El EMPERADOR sobre el IMPERIO

Las baterías imperiales empezaron a descargar fuego contra la horda verde desde el altiplano en que habían sido instaladas.

Siempre es hermosa cuando empieza —comentó escuetamente Karl Franz, que observaba como los proyectiles estallaban contra las líneas enemigas, causando el caos. Las tropas de Grimgor se limitaron a chillar y a cargar con más ímpetu llanura arriba, si cabía. Estaban locos por catar sangre. Se dirigió a dos de sus generales—. Tilly y Wallenstein. Picas y arcabuces, al frente.

El centro de la formación imperial estaba compuesto por los hombres de Reikland, los mejor armados y entrenados; que por su orgullo y altanería no admitían ser desplegados en otro lugar que no fuera aquel en el cual la batalla iba a ser más dura y encarnizada. Realizaban sus maniobras en perfecto silencio y solo lo rompían cuando iba iniciarse el choque con el enemigo, con gritos de “¡Sigmar!” o “¡Reikland!”. Los hombres de Talabheim, más nerviosos y menos disciplinados, se habían desplegado sobre los flancos. Un enorme estandarte negro y astado se alzaba en el centro de la horda pielverde, solo podía significar que el mismo Grimgor en primera línea iba a cargar llanura arriba.

Los arcabuces sonaron y descargaron fuego y pólvora sobre sus adversarios. No fue suficiente, orcos y goblins seguían cargando, con una demencia propia de su fanatismo. Las picas imperiales bajaron y comenzaron a cargar llanura abajo, y el choque fue terrible.

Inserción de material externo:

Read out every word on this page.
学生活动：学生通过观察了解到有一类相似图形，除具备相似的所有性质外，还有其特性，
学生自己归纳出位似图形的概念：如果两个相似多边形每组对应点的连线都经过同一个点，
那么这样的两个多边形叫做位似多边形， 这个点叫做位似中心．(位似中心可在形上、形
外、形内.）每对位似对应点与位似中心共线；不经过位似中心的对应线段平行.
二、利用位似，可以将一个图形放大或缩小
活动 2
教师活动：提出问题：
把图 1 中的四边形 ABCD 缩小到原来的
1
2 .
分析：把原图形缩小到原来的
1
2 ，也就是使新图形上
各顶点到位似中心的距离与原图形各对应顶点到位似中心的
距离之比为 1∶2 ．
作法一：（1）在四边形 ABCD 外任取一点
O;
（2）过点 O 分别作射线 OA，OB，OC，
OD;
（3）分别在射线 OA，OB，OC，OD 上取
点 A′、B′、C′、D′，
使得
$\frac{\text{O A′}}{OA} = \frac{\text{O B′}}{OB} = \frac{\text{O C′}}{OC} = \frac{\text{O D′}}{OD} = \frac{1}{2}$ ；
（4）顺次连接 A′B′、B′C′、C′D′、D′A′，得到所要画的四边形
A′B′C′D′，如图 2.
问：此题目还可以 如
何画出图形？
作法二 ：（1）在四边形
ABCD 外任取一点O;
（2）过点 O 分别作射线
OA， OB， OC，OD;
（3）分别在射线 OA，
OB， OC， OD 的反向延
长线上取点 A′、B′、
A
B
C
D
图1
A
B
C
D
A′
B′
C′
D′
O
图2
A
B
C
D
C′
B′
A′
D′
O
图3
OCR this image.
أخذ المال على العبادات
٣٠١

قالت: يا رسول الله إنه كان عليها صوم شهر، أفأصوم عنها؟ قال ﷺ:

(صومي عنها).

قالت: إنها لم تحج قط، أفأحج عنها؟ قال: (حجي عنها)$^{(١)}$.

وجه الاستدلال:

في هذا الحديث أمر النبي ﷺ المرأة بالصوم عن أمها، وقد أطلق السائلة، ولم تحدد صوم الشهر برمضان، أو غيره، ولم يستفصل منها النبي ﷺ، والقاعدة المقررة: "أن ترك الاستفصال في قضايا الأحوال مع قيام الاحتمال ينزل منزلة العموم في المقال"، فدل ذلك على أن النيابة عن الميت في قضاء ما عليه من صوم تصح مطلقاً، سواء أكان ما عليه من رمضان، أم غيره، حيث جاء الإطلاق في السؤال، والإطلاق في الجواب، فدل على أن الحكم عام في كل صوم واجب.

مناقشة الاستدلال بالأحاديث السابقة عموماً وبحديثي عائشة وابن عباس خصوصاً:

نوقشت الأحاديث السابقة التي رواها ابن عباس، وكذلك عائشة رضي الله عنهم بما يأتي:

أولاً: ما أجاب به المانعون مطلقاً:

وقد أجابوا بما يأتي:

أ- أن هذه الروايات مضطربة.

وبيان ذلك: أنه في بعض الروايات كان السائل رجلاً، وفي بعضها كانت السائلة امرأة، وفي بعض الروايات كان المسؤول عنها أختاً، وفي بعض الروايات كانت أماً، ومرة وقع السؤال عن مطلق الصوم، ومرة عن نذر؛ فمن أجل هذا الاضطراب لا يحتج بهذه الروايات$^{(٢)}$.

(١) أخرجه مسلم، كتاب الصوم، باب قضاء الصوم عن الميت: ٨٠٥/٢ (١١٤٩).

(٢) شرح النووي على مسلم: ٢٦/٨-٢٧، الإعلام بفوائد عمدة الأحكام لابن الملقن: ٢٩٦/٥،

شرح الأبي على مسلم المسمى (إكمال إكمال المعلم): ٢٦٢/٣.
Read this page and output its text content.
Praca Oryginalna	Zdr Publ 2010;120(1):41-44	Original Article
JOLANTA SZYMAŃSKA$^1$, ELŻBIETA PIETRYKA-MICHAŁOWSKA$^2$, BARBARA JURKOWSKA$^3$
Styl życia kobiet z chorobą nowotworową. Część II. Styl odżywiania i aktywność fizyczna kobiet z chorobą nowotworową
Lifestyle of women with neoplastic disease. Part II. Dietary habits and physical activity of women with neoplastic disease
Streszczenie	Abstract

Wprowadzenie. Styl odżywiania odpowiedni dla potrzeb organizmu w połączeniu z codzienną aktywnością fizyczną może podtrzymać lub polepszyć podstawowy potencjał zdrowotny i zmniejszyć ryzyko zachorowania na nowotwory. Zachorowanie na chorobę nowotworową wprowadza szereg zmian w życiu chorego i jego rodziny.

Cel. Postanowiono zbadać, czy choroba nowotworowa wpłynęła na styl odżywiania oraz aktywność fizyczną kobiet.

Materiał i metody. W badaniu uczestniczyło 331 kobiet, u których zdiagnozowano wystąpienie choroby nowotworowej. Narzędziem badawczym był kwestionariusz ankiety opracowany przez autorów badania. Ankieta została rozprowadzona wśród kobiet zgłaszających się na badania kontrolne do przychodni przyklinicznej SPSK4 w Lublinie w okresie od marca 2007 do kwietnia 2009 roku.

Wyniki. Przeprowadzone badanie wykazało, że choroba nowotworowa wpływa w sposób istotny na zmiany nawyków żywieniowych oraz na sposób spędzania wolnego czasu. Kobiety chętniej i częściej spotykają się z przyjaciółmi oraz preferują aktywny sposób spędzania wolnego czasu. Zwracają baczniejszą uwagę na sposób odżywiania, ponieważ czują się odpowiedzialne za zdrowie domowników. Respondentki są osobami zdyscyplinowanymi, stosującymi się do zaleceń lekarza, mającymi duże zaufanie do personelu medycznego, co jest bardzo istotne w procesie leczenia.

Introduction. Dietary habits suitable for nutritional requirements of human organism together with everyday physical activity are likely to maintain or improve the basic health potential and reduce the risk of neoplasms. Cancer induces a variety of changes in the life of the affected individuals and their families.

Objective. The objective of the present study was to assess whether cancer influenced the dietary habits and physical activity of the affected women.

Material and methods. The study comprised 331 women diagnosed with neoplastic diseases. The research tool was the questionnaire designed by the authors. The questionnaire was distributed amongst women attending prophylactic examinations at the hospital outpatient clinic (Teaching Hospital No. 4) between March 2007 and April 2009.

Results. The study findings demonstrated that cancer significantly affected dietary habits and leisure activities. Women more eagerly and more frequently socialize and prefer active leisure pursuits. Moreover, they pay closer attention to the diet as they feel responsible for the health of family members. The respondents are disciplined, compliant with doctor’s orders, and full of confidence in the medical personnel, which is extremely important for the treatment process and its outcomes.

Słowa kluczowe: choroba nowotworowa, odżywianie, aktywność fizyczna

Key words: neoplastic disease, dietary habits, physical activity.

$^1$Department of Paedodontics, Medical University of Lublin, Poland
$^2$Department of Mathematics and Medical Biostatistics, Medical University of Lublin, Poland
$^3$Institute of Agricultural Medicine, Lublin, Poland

En aquella jornada, quince veces los orcos cargaron contra las filas imperiales y quince veces fueron rechazados. Los soldados de Altdorf hicieron honor a lo que se decía de ellos, pues «en el Imperio, no hay mejor infante que el reiklandés. No se derrumba, no desespera, es una roca y resiste pacientemente hasta que puede derrotarte»; no obstante, pagaron con muchas bajas el defender su buen nombre. En la última hora de la batalla, los hombres de la Reiksguard, con el mismísimo Emperador a la cabeza, frescos y deseosos de probar su valía, cargaron aprovechando el cansancio del enemigo y barrieron el flanco izquierdo de la formación pielverde, matando a muchos de ellos, y parecía que su línea de batalla iba a derrumbarse por completo e iba a comenzar la masacre, pero los cuernos sonaron y la horda se replegó en un orden que no cabía esperar de aquellas bestias. Las tropas imperiales, exhaustas y agotadas, no se molestaron en iniciar la persecución y quedaron en posesión del campo de batalla.

La victoria había sido evidente y el rédito político que se podía extraer de ella también, pero Karl Franz no era consciente en aquel momento de la caída de Nuln y de lo mucho que iba a lamentar en los meses venideros las pérdidas que aquel día había sufrido.